The rationale is so tightly engrained in American consumerism and reliance on a market economy, that various components of the statement are typically intertwined into a single concept. As a consequence, discussion of higher education policy in Washington DC, state houses, and college campuses blend disparate concepts into a single argument.
Higher Education generally, and college administrators specifically would be best served by decoupling the various topics in this popular description of higher education. A closer review of the statement indicates at least five imbedded topics that have shaped policy discourse. Those topics are numbered and bolded in a reprint of the statement:
The Price of College is too (1) expensive, which means that a lot of kids, especially minorities and kids from low-income families don’t continue their education and lose their (2) opportunity at the “American Dream.” If families had more (3) consumer information that allowed comparison shopping, colleges would need to (4) certify to the public that they offer the (5) best education at the lowest price.
While education was once characterized to its commitment to the “3 R’s,” the Washington agenda on higher education is now characterized by five A-Words:
(1) Affordability refers to the ability
of a family to pay for college.
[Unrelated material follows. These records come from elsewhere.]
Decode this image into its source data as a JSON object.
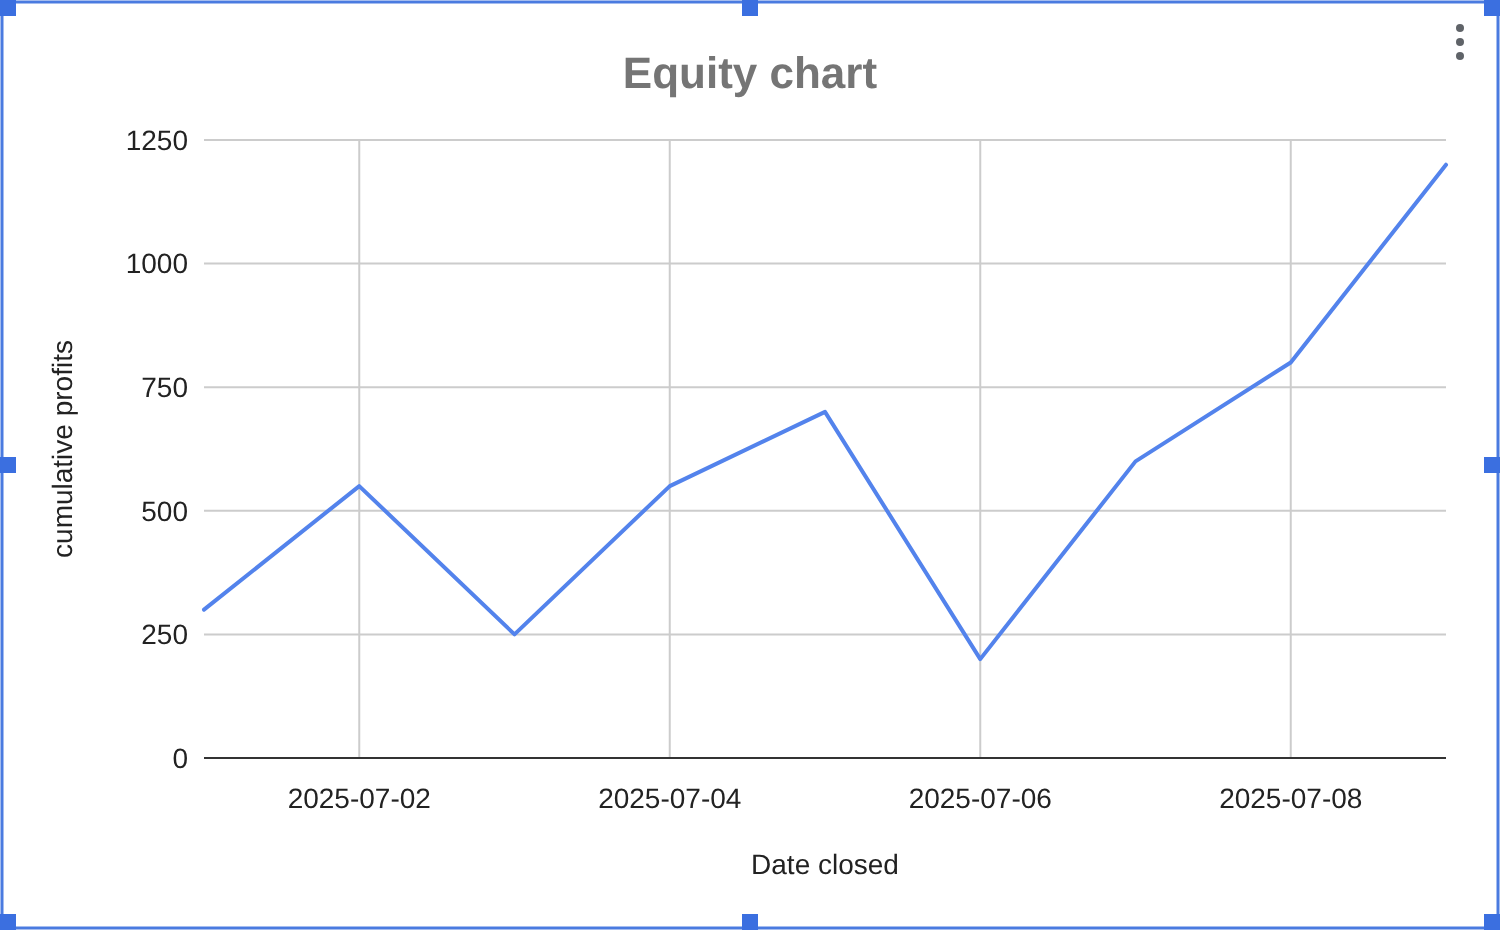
{
  "chart_data": {
    "type": "line",
    "title": "Equity chart",
    "xlabel": "Date closed",
    "ylabel": "cumulative profits",
    "x": [
      "2025-07-01",
      "2025-07-02",
      "2025-07-03",
      "2025-07-04",
      "2025-07-05",
      "2025-07-06",
      "2025-07-07",
      "2025-07-08",
      "2025-07-09"
    ],
    "series": [
      {
        "color": "#5383ec",
        "values": [
          300,
          550,
          250,
          550,
          700,
          200,
          600,
          800,
          1200
        ]
      }
    ],
    "xlim": [
      "2025-07-01",
      "2025-07-09"
    ],
    "xticks": [
      "2025-07-02",
      "2025-07-04",
      "2025-07-06",
      "2025-07-08"
    ],
    "ylim": [
      0,
      1250
    ],
    "yticks": [
      0,
      250,
      500,
      750,
      1000,
      1250
    ],
    "grid": true,
    "marker": "none",
    "line_style": "solid"
  }
}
A college is thought to be affordable
if the price that the student pays is a reasonable percentage of the
family resources.
(2) Access refers to an admission
process that allows fair and reasonable expectations about enrolling in a
college. The term typically connotes the ability of students from
specific social or demographic background to receive an offer of
admission.
(3) Accountability refers to the ability
of a college to describe the costs and benefits of enrolling at a
college in a manner that is easily understood by the general public and
therefore a justification for the use of public dollars to fund higher
education.
(4) Accreditation refers to the procedure
used by regional bodies to determine if an institution has met the
requirements to educate its students. Accreditation also connotes the
necessity to evaluate an institution's ability to accomplish its
educational mission.
(5) Assessment refers to a process of determining the efficacy of a curriculum and pedagogy in educating students.